Le ou la phonéticien.ne pourra aider à l’identification des sons et pourra déterminer à l’aide de ses
instruments de mesure si, au cours d’une conversation enregistrée, le ou la suspect.e a prononcé le mot
bombe ou pompe (les cordes vocales vibrent d’une manière plus ou moins intense selon que l’on prononce un
[b] ou un [p]), dont le sonagraphe (qui permet de représenter les sons sur un tracé appelé sonagramme) est le
principal utilisé. Les renseignements donnés par cet appareil portent sur la fréquence, la durée et l’intensité ;
il s’agit donc d’un analyseur très efficace de la parole et des sons. Il pourra aider le ou la linguiste à apporter
des éclaircissements quant au contenu d’une conversation enregistrée de mauvaise qualité ou alors à
identifier la voix d’une personne parmi une liste de suspect.e.s par exemple.
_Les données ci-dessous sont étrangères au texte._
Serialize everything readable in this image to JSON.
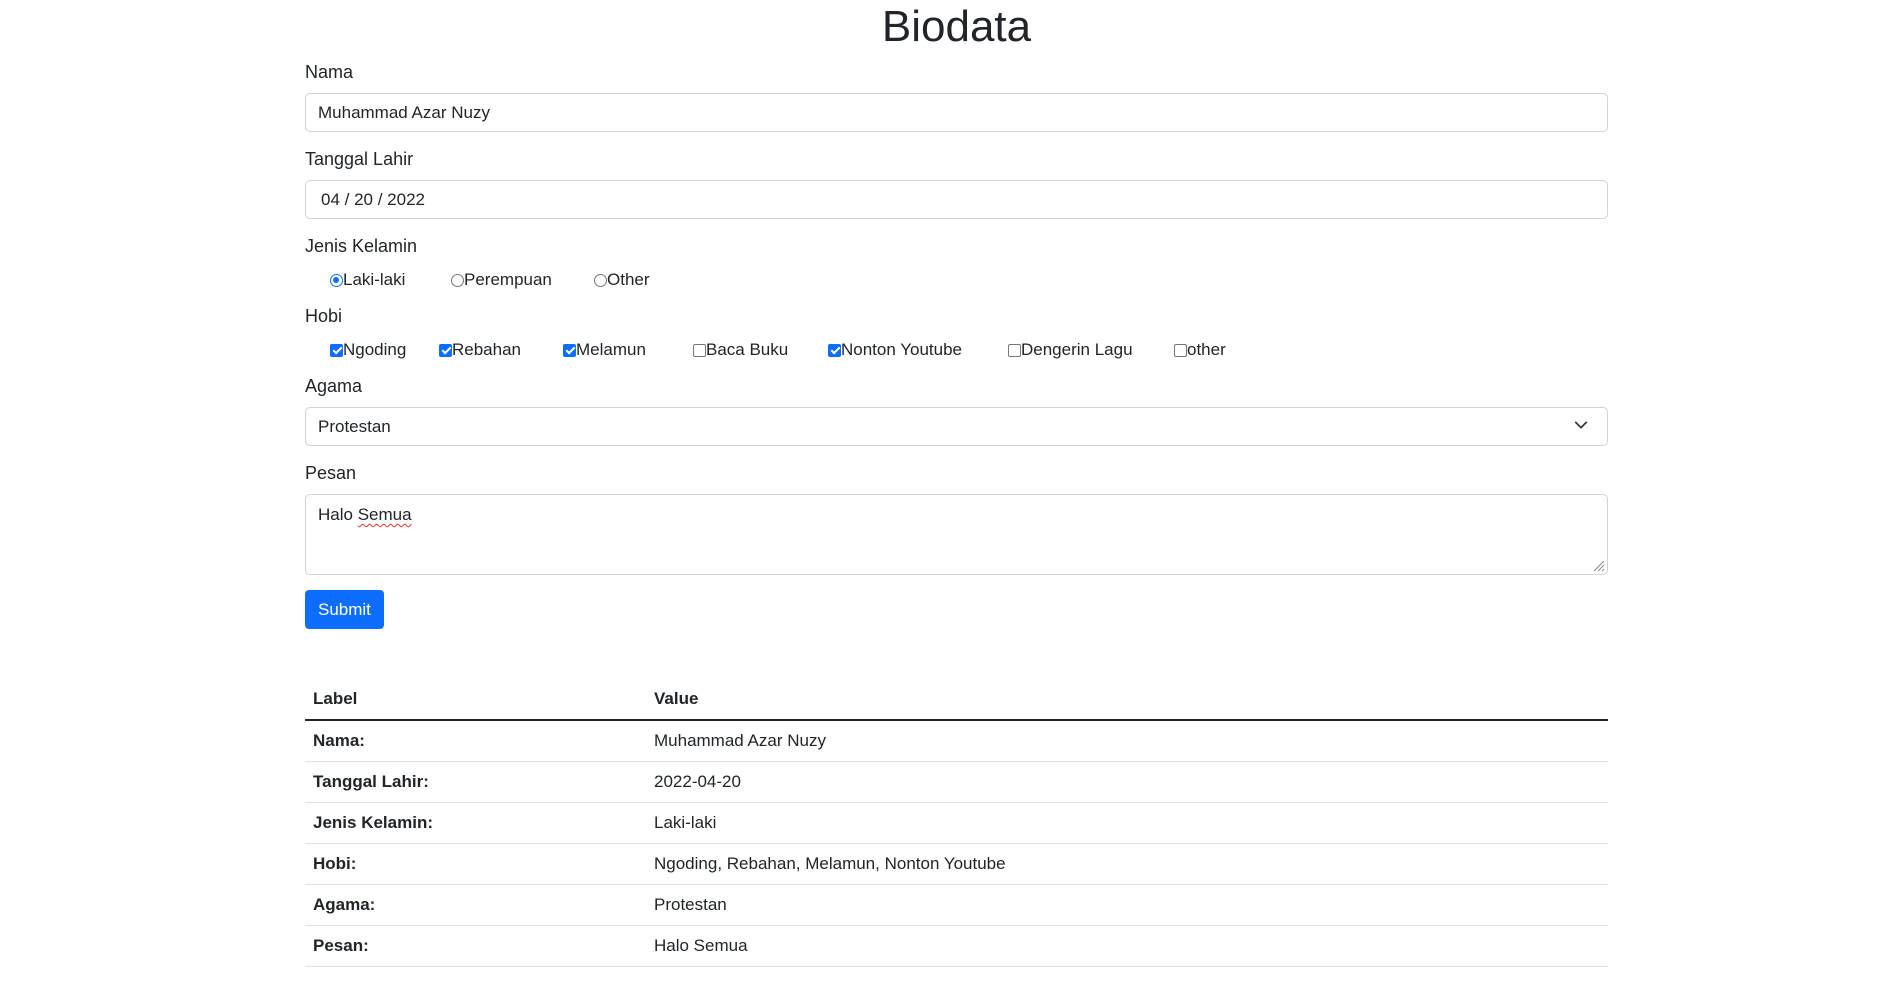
{
  "page_title": "Biodata",
  "form": {
    "nama": {
      "label": "Nama",
      "value": "Muhammad Azar Nuzy"
    },
    "tanggal_lahir": {
      "label": "Tanggal Lahir",
      "value": "04 / 20 / 2022"
    },
    "jenis_kelamin": {
      "label": "Jenis Kelamin",
      "options": [
        {
          "label": "Laki-laki",
          "checked": true
        },
        {
          "label": "Perempuan",
          "checked": false
        },
        {
          "label": "Other",
          "checked": false
        }
      ]
    },
    "hobi": {
      "label": "Hobi",
      "options": [
        {
          "label": "Ngoding",
          "checked": true
        },
        {
          "label": "Rebahan",
          "checked": true
        },
        {
          "label": "Melamun",
          "checked": true
        },
        {
          "label": "Baca Buku",
          "checked": false
        },
        {
          "label": "Nonton Youtube",
          "checked": true
        },
        {
          "label": "Dengerin Lagu",
          "checked": false
        },
        {
          "label": "other",
          "checked": false
        }
      ]
    },
    "agama": {
      "label": "Agama",
      "value": "Protestan",
      "icon": "chevron-down-icon"
    },
    "pesan": {
      "label": "Pesan",
      "value_first": "Halo",
      "value_second": "Semua"
    },
    "submit_label": "Submit"
  },
  "result_table": {
    "headers": [
      "Label",
      "Value"
    ],
    "rows": [
      {
        "label": "Nama:",
        "value": "Muhammad Azar Nuzy"
      },
      {
        "label": "Tanggal Lahir:",
        "value": "2022-04-20"
      },
      {
        "label": "Jenis Kelamin:",
        "value": "Laki-laki"
      },
      {
        "label": "Hobi:",
        "value": "Ngoding, Rebahan, Melamun, Nonton Youtube"
      },
      {
        "label": "Agama:",
        "value": "Protestan"
      },
      {
        "label": "Pesan:",
        "value": "Halo Semua"
      }
    ]
  },
  "colors": {
    "accent": "#0d6efd",
    "border": "#ced4da",
    "text": "#212529"
  }
}
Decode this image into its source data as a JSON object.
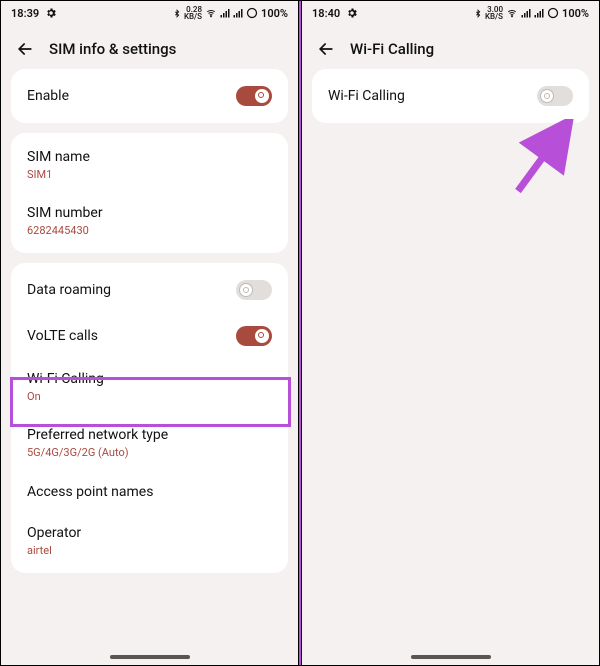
{
  "left": {
    "status": {
      "time": "18:39",
      "speed_top": "0.28",
      "speed_unit": "KB/S",
      "battery": "100%"
    },
    "header": "SIM info & settings",
    "enable": {
      "label": "Enable",
      "on": true
    },
    "sim_name": {
      "label": "SIM name",
      "value": "SIM1"
    },
    "sim_number": {
      "label": "SIM number",
      "value": "6282445430"
    },
    "data_roaming": {
      "label": "Data roaming",
      "on": false
    },
    "volte": {
      "label": "VoLTE calls",
      "on": true
    },
    "wifi_calling": {
      "label": "Wi-Fi Calling",
      "value": "On"
    },
    "pref_net": {
      "label": "Preferred network type",
      "value": "5G/4G/3G/2G (Auto)"
    },
    "apn": {
      "label": "Access point names"
    },
    "operator": {
      "label": "Operator",
      "value": "airtel"
    }
  },
  "right": {
    "status": {
      "time": "18:40",
      "speed_top": "3.00",
      "speed_unit": "KB/S",
      "battery": "100%"
    },
    "header": "Wi-Fi Calling",
    "wifi_calling": {
      "label": "Wi-Fi Calling",
      "on": false
    }
  }
}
Pour aider à l’identification
d’une voix, le ou la linguiste rassemblera une grande quantité de documents sonores de l’accusé.e. Il ou
elle comparera ces données avec l’enregistrement audio sur lequel est présente cette voix mystère et pourra
établir (ou non) un lien entre la voix du ou de la suspect.e et celle de l’enregistrement.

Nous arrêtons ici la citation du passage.